The mass resistance in the Twin Cities has got me thinking about another era of mass mobilization, and a Teamster named Harry DeBoer, who was one of the leaders of the 1934 Minneapolis Teamsters truck strike, a labor battle that spanned seven months and ended in an historic victory, one of the most significant strikes of the 1930s. Harry is credited with developing the use of cruising pickets, a tactic that would become widely used in the labor movement. On July 20, 1934, on what became known as Bloody Friday, Harry was shot in the leg, one of 60 workers shot by Minneapolis police that day. Two workers, Henry Ness and John Belor, were killed. Harry spent several months in the hospital. Sometime after the strike was won, he was elected president of the bakery driver’s local union.
Harry died in 1992. My late wife, Gillian and I had gotten to know him well. We were friends. From time to time, things might not be going right, and there could be a tendency for folks, myself included, to get a little down. Harry had an answer to that. “Don’t give up on the workers,” he would say. It was his motto. Harry would have been horrified at what the Trump administration has been doing. But he would be very pleased at the way the people of Minneapolis and the Twin Cities have responded. I think he would have predicted it.
Randy Furst was a reporter at the Minnesota Star Tribune and a member of the NewsGuild for 52 years. He retired in 2025.


Well written Randy Furst.Thanks for getting the latest and still present war on all of Minnesotans straight and updated.The history of the Minneapolis Teamster Strike in 1934 is still alive in the people of Minneapolis. Don’t give up on the workers as Harry DeBoer said ,is being practiced in Minnesota presently in this fight against Totalitarianism/
Thanks Randy. You describe so well the horrors Trump’s retribution campaign has inflicted on all of us here in Minnesota. So many beautiful hardworking people have had their lives turned upside down. This must change!
Randy,
Making liberals cave in and accept gestapo tactics aimed at a minority is a tactic taken out of the Nazi playbook.
Beating down those who object to the violence is the turning point in any struggle to build political consciousness. One only has to look at the Potemkin steps sequence in Sergei Eisensteins film to grasp that this is when people face the truth about their world.

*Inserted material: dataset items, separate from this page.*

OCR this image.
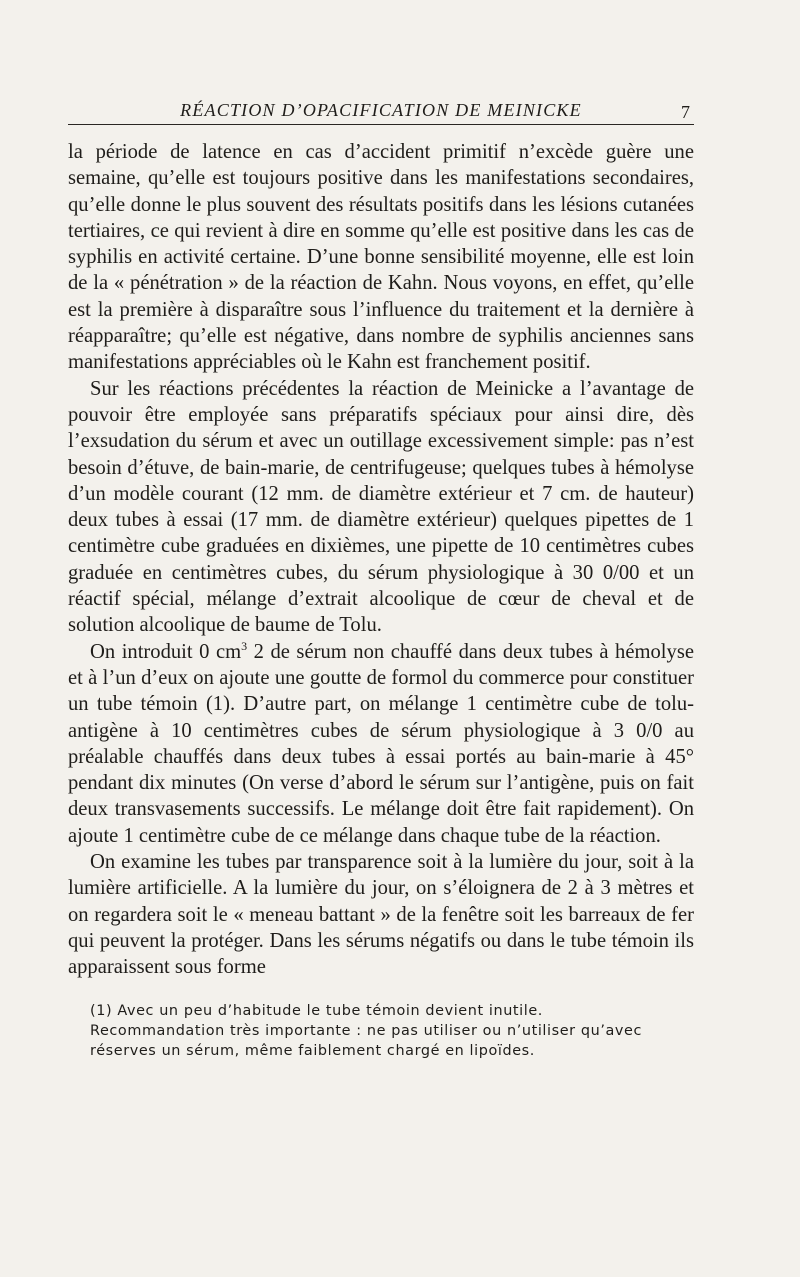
RÉACTION D’OPACIFICATION DE MEINICKE	7

la période de latence en cas d’accident primitif n’excède guère une semaine, qu’elle est toujours positive dans les manifestations secondaires, qu’elle donne le plus souvent des résultats positifs dans les lésions cutanées tertiaires, ce qui revient à dire en somme qu’elle est positive dans les cas de syphilis en activité certaine. D’une bonne sensibilité moyenne, elle est loin de la « pénétration » de la réaction de Kahn. Nous voyons, en effet, qu’elle est la première à disparaître sous l’influence du traitement et la dernière à réapparaître; qu’elle est négative, dans nombre de syphilis anciennes sans manifestations appréciables où le Kahn est franchement positif.

Sur les réactions précédentes la réaction de Meinicke a l’avantage de pouvoir être employée sans préparatifs spéciaux pour ainsi dire, dès l’exsudation du sérum et avec un outillage excessivement simple: pas n’est besoin d’étuve, de bain-marie, de centrifugeuse; quelques tubes à hémolyse d’un modèle courant (12 mm. de diamètre extérieur et 7 cm. de hauteur) deux tubes à essai (17 mm. de diamètre extérieur) quelques pipettes de 1 centimètre cube graduées en dixièmes, une pipette de 10 centimètres cubes graduée en centimètres cubes, du sérum physiologique à 30 0/00 et un réactif spécial, mélange d’extrait alcoolique de cœur de cheval et de solution alcoolique de baume de Tolu.

On introduit 0 $cm^3$ 2 de sérum non chauffé dans deux tubes à hémolyse et à l’un d’eux on ajoute une goutte de formol du commerce pour constituer un tube témoin (1). D’autre part, on mélange 1 centimètre cube de tolu-antigène à 10 centimètres cubes de sérum physiologique à 3 0/0 au préalable chauffés dans deux tubes à essai portés au bain-marie à 45° pendant dix minutes (On verse d’abord le sérum sur l’antigène, puis on fait deux transvasements successifs. Le mélange doit être fait rapidement). On ajoute 1 centimètre cube de ce mélange dans chaque tube de la réaction.

On examine les tubes par transparence soit à la lumière du jour, soit à la lumière artificielle. A la lumière du jour, on s’éloignera de 2 à 3 mètres et on regardera soit le « meneau battant » de la fenêtre soit les barreaux de fer qui peuvent la protéger. Dans les sérums négatifs ou dans le tube témoin ils apparaissent sous forme

(1) Avec un peu d’habitude le tube témoin devient inutile.

Recommandation très importante : ne pas utiliser ou n’utiliser qu’avec réserves un sérum, même faiblement chargé en lipoïdes.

When do people then step beyond self interest, after this experience, to engage in collective political action?
At this point as was done in the civil rights movement and the antiwar movement there needs to be leadership and analysis. What comes next? Is it enough to get the brown shirts to back off for the time being? How does one prevent them from coming back?
My second comment is on the next step. There must be justice for those murdered by ICE. It is not enough for ICE to simply go lower profile and continue to use violent tactics to round up people. Violence as a solution, rounding up people as a solution has to be recognized as a non solution to all the failures of the immigration system. There must be immigration system reforms which don’t involve street abductions and gestapo tactics. Brown shirts have no place in a democracy. We need to go beyond defunding Homeland Security to asking why Congress allowed this institution to come into existence when other options for all the problems it creates using violence both exist and lead to better outcomes for immigrants and citizens.